Secretariat and the diplomat
Many people move in and out of Childs’s story across the decades, but one matters more than all of the others: Mohamed El-Erian.
El-Erian had worked at Pimco previously, but he left for a short stint as the head of the Harvard Management Company. When he returned, he was named Co-CEO and Co-CIO.
It turned out that he and Gross were a bad match, but it would take more than six years for the breakup to occur.
Both were paranoid, in the Andy Grove only-the-paranoid-survive sense of the word, but both were driven to notch personal wins too. El-Erian had his own flaming emails to match Gross’s, often sending them off from distant lands as he flew the world around visiting clients. Now there were two alpha males, fighting for position.
The son of a diplomat, El-Erian was the consummate behind-the-scenes operative. A former Pimco partner is quoted (by name) in the book:
Mohamed operated in a Machiavellian way . . . behind the scenes, usually in unilateral conversations, where he would conspire to bring others into supporting his view that other people in the organization should not be given the responsibility they currently are, or compensation, or role. He was a champion underminer of people, in a stealth fashion.
The pressures grew within the organization. People started to pick sides.

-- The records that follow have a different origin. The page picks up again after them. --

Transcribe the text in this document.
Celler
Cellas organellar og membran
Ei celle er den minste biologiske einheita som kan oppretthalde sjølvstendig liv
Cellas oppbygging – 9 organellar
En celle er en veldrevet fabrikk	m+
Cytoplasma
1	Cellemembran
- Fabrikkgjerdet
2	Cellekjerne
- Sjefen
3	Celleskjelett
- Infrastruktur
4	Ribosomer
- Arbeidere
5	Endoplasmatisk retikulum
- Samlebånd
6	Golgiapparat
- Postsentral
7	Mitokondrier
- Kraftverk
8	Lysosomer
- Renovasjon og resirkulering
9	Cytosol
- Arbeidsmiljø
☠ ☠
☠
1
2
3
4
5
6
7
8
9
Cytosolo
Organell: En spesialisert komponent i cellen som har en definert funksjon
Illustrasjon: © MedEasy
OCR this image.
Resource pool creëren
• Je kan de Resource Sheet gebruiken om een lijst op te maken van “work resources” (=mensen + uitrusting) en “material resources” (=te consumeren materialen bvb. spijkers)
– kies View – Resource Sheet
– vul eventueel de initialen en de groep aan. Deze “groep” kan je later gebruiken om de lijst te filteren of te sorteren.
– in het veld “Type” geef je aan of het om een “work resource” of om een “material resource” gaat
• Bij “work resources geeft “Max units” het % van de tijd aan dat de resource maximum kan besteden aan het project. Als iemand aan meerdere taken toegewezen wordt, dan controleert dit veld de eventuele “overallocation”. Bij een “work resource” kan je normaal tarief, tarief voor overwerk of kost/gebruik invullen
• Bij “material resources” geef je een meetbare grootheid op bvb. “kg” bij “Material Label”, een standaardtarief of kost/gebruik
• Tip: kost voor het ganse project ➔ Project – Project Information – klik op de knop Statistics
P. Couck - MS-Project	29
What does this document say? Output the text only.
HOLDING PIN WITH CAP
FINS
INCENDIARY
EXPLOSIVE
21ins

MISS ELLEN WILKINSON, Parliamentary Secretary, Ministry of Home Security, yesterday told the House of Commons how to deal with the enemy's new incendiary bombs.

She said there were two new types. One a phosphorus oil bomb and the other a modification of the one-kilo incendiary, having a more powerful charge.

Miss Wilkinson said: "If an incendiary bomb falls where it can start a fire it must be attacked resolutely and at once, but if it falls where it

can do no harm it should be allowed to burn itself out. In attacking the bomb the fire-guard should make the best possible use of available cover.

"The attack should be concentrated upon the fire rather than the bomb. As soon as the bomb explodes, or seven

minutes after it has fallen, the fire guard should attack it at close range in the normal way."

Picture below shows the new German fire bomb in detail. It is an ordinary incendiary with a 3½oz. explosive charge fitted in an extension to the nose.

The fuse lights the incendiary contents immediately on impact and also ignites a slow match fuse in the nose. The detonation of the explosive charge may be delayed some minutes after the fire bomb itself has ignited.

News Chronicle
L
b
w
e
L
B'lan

Gross had always been distrustful of bureaucrats (a quite common point of view among investment managers). Childs quotes him as saying to some traders, “I’m Secretariat. Why would you bet on anyone other than Secretariat?”
Pots of gold
Monstrous paydays were the norm. For example, one year Gross made around $300 million and El-Erian about $230 million — after so-so performance and notable outflows from Pimco’s flagship product. And they weren’t the only ones getting rich.
Childs:
Compensation was Pimco’s devil’s bargain. It was also largely how the firm expressed affection. Why else would anyone tolerate such a scorching office climate?
The extreme unpleasantness was the cost of fatter paychecks than almost anywhere else, at least at the top — and beneath: the hope of those future paychecks.
So what if it’s a “crucible of toxicity”? As Don Draper said in Mad Men, a clip of which has become a widespread Twitter meme, “That’s what the money is for!”
The fall
It was destined to end badly.
The fault lines were lying in wait, not just those between Gross and El-Erian, but all of the ones that had been covered up on the one-way road to success.
There had been tremors before, but an earthquake had never occurred until El-Erian resigned in early 2014. Gross was out eight months later, gone from the firm he defined.
With the solid reporting and good writing that is featured throughout the book, Childs details the palace intrigue and maneuvering that accompanied the deposition of the king.
The subtitle of the book is “How One Man Made a Market, Built an Empire, and Lost it All,” although in his Wall Street Journal review of it, James Grant suggested that it should be “How One Man Reimagined a Market, Built a Business, Got Rich, and Stayed Rich.”
Each is true in its own way. Like many investment managers before him, Gross got rich and stayed rich, even after losing his edge. But he also lost his firm and his spot upon the throne, which were the real treasures he had sought.